Dividends are assumed paid at each period end and immediately reinvested. Fractional shares are permitted. Additional monthly purchases buy shares at the current price each month.

Why DRIP Works

Reinvesting dividends is one of the most powerful wealth-building tools available to individual investors

Compounding on Compounding

Each dividend buys more shares. Those shares pay more dividends. Those dividends buy even more shares. DRIP stacks compounding on top of price appreciation — a double engine of growth.

Dividend Growth Matters More Than You Think

A stock yielding 3% that grows its dividend 7%/year will be yielding over 11% on your original cost basis in 20 years. Dividend growth aristocrats often outperform high-yield, no-growth payers over time.
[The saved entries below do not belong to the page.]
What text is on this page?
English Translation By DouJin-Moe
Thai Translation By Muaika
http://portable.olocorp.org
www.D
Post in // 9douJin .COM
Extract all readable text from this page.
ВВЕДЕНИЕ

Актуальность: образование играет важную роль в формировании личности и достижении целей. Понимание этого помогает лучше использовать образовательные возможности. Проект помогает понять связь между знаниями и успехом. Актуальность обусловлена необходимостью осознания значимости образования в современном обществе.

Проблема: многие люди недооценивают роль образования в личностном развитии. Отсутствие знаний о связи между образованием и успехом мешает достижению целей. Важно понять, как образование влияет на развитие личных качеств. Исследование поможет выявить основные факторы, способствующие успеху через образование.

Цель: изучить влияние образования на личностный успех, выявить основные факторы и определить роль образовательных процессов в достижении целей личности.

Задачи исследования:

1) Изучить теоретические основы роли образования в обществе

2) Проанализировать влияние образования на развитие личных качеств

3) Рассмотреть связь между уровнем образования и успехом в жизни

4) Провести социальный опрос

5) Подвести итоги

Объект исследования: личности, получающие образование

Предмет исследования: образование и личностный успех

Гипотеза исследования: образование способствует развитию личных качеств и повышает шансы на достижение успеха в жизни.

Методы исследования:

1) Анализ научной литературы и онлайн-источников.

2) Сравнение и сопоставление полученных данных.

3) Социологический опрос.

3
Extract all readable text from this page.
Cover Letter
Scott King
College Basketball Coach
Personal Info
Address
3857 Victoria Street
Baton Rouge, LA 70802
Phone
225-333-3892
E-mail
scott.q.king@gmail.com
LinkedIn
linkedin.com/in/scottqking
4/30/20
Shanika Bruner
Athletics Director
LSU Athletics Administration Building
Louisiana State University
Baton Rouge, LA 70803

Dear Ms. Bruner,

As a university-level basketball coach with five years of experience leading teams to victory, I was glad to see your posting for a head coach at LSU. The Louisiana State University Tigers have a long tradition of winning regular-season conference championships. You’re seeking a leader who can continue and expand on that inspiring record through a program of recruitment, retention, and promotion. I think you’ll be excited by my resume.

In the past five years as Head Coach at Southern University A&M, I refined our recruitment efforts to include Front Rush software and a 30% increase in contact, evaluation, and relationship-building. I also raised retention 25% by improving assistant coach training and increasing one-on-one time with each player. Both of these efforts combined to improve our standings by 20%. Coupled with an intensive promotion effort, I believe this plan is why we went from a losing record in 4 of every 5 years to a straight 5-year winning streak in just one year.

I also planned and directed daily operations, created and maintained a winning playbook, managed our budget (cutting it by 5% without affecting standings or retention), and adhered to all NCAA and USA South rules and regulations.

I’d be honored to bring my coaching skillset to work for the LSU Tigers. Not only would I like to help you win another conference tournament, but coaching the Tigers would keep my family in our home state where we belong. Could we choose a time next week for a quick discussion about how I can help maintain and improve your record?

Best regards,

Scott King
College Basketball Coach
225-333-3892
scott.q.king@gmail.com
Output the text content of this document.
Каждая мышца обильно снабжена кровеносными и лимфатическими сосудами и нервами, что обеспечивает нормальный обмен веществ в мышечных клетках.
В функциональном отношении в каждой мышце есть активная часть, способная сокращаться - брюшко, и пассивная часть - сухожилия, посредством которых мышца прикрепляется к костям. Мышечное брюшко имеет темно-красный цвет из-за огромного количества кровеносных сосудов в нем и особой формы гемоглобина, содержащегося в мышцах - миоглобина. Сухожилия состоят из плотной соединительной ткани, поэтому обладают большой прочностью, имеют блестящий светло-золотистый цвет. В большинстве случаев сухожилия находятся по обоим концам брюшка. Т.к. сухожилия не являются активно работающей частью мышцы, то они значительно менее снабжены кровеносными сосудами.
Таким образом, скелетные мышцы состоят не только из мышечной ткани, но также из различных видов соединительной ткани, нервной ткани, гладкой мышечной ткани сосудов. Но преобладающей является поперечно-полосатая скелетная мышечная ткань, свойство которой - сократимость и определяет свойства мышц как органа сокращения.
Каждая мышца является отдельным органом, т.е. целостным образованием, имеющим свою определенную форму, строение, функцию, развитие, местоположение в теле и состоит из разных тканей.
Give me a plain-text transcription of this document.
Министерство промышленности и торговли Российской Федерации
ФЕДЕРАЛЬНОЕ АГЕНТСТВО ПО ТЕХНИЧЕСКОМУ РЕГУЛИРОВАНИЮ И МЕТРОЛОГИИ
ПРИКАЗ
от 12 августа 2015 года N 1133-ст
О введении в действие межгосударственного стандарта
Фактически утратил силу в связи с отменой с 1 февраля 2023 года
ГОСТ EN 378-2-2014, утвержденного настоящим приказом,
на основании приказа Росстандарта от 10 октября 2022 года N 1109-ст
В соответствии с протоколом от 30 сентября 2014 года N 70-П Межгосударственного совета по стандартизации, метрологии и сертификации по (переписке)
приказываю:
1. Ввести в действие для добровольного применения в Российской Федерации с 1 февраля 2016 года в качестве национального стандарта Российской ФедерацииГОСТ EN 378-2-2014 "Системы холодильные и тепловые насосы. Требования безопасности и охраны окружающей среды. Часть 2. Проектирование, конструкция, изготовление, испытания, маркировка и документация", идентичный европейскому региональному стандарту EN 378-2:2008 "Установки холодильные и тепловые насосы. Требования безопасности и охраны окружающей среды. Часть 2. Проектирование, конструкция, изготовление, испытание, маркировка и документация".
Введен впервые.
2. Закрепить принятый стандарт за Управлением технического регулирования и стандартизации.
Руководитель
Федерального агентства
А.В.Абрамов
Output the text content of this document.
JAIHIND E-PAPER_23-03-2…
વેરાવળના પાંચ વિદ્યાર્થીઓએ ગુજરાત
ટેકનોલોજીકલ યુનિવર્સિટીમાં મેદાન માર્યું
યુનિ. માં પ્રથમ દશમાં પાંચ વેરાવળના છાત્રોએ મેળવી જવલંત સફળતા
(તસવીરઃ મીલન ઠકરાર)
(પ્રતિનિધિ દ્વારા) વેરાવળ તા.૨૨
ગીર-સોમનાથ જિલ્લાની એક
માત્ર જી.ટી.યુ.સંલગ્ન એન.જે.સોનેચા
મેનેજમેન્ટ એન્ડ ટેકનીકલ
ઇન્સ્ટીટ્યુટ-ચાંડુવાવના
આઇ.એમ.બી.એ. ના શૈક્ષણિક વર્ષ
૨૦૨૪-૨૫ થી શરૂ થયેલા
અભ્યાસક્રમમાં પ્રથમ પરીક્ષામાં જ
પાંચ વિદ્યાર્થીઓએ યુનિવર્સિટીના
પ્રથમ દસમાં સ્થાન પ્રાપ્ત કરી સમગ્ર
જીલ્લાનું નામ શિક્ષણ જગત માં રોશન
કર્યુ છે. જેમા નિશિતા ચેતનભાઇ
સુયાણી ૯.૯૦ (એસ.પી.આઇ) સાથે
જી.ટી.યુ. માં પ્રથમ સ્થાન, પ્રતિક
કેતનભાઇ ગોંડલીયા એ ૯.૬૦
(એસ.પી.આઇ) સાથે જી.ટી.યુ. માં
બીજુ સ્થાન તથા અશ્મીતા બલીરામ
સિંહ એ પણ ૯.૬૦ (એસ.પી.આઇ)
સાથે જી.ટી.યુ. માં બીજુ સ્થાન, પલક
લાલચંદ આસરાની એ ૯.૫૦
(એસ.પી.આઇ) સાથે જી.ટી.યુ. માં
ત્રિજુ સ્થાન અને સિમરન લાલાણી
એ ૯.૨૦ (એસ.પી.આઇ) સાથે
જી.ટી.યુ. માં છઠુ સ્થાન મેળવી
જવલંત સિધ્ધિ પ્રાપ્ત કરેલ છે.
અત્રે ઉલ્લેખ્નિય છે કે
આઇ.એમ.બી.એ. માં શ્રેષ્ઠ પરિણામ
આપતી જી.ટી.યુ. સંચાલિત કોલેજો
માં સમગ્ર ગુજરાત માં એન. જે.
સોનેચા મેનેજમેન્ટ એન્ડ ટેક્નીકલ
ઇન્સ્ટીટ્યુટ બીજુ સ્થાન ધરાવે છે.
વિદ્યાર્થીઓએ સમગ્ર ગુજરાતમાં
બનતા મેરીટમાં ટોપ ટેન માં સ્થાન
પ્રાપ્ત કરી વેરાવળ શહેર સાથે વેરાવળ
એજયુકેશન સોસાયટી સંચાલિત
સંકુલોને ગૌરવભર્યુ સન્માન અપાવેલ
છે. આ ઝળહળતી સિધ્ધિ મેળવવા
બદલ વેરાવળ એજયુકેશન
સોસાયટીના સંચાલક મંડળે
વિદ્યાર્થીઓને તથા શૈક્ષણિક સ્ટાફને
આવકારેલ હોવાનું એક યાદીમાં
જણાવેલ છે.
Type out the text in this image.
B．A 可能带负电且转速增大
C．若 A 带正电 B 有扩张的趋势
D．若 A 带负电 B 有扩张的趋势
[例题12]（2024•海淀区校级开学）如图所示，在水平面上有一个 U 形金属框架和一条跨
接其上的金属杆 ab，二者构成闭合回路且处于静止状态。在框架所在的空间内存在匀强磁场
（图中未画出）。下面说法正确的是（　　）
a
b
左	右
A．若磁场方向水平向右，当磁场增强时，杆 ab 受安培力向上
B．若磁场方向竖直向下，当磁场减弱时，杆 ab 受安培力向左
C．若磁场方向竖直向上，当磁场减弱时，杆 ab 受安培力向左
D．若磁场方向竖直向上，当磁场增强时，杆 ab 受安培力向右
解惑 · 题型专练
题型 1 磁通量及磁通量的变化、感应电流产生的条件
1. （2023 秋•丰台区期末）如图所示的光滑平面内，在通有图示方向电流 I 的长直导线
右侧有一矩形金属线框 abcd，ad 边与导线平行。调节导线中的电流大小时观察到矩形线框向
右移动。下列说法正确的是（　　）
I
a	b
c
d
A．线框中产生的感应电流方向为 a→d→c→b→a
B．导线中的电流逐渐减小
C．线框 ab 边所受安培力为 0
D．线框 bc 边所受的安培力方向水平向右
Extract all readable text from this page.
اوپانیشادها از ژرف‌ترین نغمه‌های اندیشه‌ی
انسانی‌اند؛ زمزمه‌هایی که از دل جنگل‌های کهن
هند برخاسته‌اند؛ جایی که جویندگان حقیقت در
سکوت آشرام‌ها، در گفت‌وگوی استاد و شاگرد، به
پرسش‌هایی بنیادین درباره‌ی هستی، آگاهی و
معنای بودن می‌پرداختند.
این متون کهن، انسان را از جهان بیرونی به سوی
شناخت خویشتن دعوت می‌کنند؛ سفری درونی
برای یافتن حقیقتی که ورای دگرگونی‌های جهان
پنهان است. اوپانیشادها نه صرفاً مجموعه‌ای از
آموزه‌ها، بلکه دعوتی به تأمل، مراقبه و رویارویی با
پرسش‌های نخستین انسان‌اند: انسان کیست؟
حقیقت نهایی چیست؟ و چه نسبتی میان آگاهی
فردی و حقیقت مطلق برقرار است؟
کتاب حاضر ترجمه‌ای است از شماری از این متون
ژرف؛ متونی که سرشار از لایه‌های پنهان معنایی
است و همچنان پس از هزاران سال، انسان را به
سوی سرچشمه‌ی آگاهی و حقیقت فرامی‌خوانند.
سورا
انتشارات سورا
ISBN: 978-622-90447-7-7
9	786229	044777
Use Tax-Advantaged Accounts

DRIP inside a Roth IRA or 401(k) means zero tax drag on reinvestment. Qualified dividends in taxable accounts are taxed at 0–20%. Set your tax rate to 0 to model a Roth scenario.

Frequency Matters

Monthly dividend payers (many REITs and CEFs) reinvest faster than quarterly payers. Over long periods, monthly reinvestment compounds noticeably more than annual reinvestment at the same yield.

The Yield-on-Cost Snowball

Your yield-on-cost (dividend income ÷ original investment) grows every year as the dividend per share grows. What starts as a 4% yield can become a 15%+ yield-on-cost over 20–30 years.

Best Stocks for DRIP

Look for Dividend Aristocrats (25+ years of consecutive dividend increases), low payout ratios (<65%), strong free cash flow, and industries with durable competitive advantages: utilities, consumer staples, financials.